Arrivati a casa, seppur a malincuore, dal momento che, secondo loro, un altra seduta si rendeva superflua.
Si disposero intorno al tavolo secondo le indicazioni del direttore (il geometra rabdomante) mentre il sacerdote, come sempre, stava al di fuori. Mariuccia ed Enrico, alla sua destra, serravano la catena così stabilita e subito iniziò la seduta al comando del direttore che incitava il famoso “Priore” a manifestarsi, mentre Mariuccia sbuffava rumorosamente.
In breve la voce suadente del priore si fecce viva, gli occhi dei partecipanti si illuminarono di gioia perché speravano che dopo di lui non si manifestassero altre entità negative. La voce di costui, dolce e pacata, ricordava gli accordi presi, ed invitava ancora una volta a non trasgredire la parola data. Fino a quel momento tutto procedeva perfettamente bene e la serenità si leggeva dipinta sui volti dei presenti quando, improvvisamente dalla bocca di Enrico una risata fragorosa scosse i partecipanti. Il giovane, anche lui medium di alta sensibilità, era stato pervaso da una delle altre presenze che aleggiavano intorno al gruppo, la risata aveva alterato il suo volto che cambiava continuamente espressione. A momenti faceva paura e si trasmetteva sottilmente nei presenti, in modo subdolo e pericoloso, infatti, uno dei partecipanti non resse a quelle manifestazioni forse perché credeva che le sedute fossero solo un gioco, tentò di sciogliere la catena mettendo così a repentaglio l'incolumità generale.

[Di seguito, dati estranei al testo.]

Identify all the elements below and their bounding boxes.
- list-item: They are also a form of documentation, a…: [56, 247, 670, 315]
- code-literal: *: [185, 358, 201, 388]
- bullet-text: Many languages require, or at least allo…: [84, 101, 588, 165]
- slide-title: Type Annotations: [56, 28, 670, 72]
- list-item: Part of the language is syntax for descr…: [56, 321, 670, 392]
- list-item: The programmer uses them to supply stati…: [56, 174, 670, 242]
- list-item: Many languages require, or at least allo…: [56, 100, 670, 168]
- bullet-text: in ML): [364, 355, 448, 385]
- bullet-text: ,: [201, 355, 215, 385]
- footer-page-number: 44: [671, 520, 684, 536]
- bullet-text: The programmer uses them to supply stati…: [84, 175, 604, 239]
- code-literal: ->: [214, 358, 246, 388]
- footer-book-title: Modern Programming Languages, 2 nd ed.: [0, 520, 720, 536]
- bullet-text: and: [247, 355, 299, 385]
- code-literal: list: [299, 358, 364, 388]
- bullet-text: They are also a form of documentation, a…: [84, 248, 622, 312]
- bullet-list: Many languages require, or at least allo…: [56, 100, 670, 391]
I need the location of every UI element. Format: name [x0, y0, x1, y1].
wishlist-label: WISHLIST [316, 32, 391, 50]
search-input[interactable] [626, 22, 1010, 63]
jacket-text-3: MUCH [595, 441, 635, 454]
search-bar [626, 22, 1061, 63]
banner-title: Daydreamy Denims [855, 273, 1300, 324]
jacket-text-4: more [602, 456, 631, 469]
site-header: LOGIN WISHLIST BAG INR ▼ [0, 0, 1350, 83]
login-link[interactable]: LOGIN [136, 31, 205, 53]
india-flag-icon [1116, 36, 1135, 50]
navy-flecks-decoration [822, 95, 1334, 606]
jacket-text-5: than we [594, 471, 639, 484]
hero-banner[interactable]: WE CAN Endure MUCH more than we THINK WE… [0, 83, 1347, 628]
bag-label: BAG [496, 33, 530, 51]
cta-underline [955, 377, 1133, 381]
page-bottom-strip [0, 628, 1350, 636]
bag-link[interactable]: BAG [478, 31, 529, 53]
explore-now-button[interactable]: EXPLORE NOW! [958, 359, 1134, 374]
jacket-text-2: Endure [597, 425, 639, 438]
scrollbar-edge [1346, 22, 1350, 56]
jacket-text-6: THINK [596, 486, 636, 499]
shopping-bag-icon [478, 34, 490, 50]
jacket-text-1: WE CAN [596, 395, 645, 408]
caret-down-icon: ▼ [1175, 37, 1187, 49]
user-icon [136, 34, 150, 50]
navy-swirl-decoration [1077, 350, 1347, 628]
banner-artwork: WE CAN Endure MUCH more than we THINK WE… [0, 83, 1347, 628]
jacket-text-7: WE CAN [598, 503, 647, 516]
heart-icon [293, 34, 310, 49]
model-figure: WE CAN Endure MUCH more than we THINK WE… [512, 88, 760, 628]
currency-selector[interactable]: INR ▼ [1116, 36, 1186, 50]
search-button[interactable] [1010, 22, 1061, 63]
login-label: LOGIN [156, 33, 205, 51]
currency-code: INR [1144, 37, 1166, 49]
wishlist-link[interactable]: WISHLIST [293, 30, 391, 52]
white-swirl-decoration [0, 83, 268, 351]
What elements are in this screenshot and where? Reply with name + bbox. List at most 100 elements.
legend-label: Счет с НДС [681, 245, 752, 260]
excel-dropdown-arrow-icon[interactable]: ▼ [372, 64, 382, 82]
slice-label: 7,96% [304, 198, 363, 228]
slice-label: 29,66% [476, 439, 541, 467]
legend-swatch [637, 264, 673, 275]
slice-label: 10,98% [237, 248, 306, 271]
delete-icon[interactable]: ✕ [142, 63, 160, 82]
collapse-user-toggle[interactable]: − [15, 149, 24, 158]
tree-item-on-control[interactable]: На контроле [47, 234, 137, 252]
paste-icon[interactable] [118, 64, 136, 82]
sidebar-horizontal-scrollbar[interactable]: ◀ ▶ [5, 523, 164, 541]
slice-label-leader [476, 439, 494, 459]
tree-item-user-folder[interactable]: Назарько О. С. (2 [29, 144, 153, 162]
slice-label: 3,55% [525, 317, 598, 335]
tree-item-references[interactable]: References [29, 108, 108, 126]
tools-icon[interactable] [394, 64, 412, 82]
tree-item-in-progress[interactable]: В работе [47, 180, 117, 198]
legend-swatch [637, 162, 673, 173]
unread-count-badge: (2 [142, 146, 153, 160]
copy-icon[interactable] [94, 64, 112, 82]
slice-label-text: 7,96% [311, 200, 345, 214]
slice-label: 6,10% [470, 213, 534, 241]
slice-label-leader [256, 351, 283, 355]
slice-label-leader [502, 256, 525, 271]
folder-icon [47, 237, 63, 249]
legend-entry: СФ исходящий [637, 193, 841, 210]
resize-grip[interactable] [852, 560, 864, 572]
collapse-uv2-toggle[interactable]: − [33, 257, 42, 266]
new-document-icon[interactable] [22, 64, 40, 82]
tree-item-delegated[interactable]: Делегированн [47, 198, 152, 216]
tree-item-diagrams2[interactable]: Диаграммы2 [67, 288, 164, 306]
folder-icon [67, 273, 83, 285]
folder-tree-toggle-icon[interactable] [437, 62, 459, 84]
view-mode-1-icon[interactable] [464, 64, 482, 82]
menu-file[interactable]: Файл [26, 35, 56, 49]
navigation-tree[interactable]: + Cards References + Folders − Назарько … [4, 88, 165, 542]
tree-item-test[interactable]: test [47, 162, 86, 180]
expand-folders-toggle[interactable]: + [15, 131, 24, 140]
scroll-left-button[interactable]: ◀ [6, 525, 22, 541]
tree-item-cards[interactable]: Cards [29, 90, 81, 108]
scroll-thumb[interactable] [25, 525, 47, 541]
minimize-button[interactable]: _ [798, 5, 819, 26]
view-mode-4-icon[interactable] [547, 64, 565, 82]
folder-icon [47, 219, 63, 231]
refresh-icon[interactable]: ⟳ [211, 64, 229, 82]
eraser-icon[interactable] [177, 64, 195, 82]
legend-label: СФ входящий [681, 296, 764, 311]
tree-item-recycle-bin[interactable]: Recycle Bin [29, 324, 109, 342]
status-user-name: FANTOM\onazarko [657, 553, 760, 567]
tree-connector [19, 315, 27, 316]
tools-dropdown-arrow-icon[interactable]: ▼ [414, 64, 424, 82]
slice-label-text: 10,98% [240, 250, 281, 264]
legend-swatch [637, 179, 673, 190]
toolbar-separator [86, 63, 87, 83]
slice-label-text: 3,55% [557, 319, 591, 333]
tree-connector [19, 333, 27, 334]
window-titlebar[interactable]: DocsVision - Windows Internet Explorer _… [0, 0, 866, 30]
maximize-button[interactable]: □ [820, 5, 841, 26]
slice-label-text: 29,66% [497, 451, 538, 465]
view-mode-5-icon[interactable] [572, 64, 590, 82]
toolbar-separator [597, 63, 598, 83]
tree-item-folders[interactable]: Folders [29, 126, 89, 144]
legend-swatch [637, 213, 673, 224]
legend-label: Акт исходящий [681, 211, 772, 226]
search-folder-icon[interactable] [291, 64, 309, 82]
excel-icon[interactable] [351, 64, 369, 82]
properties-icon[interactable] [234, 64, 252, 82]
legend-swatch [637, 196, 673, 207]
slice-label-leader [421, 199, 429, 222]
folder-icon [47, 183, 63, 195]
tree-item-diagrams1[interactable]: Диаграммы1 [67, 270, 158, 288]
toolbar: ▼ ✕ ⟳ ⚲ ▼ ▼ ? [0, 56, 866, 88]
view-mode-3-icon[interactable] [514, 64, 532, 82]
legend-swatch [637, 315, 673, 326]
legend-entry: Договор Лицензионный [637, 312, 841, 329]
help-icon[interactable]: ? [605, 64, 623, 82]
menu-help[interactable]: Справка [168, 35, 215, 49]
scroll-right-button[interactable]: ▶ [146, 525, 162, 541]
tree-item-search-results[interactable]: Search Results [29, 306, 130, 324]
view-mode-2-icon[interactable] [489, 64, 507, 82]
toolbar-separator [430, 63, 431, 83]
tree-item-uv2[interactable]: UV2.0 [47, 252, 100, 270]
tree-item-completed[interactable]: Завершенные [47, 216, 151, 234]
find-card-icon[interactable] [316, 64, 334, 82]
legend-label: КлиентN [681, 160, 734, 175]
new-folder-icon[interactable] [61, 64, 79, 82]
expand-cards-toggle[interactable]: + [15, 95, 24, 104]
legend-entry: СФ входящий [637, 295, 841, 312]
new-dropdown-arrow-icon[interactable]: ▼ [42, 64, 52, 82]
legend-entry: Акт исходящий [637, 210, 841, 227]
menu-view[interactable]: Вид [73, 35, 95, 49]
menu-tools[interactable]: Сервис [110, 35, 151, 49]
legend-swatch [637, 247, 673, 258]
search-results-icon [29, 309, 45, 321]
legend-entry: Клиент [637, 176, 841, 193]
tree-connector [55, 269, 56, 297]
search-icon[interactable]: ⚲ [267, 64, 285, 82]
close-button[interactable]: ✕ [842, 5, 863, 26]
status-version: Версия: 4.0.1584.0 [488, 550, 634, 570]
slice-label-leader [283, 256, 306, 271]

Subito intervenne il sacerdote che stava all'esterno della catena in modo che non succedesse il peggio mentre tra Mariuccia ed Enrico, o meglio, tra le due opposte entità si scatenò una vera “guerra”; le parole di una di queste erano spesso incomprensibili e si mescolavano con quelle del priore che raccontava come fossero stati trucidati da quell'orda di barbari pirati.
Come per incanto l'acceso diverbio, si spense, così come era iniziato e per un momento si creò un vuoto assoluto, si sentiva solo l'ansimare di Enrico, mentre Mariuccia, tra lo stupore generale, era tornata in se.
Nel giovane si notava visibilmente che combatteva una battaglia interiore per contrastare le presenze negative che tentavano di prendere il sopravvento, il suo volto si contraeva in orride espressioni davvero poco rassicuranti fintanto che, finalmente, si distese e ritornò normale e sereno....era segno che un entità positiva si era imposta tra le altre... era Jossuph.... il giovane che era stato legato al forziere e che era poi morto d'inedia....... si presentò piangendo a dirotto e singhiozzando raccontò la sua breve
vita finita poi tragicamente.
Raccontò che era stato rapito quando era era piccolissimo, come era vissuto ed a quante terribili battaglie era sopravvissuto, quante vite umane aveva troncato e di quanto ne andava orgoglioso dal momento che ammazzare il nemico significava glorificare potere e gloria per l'Islam.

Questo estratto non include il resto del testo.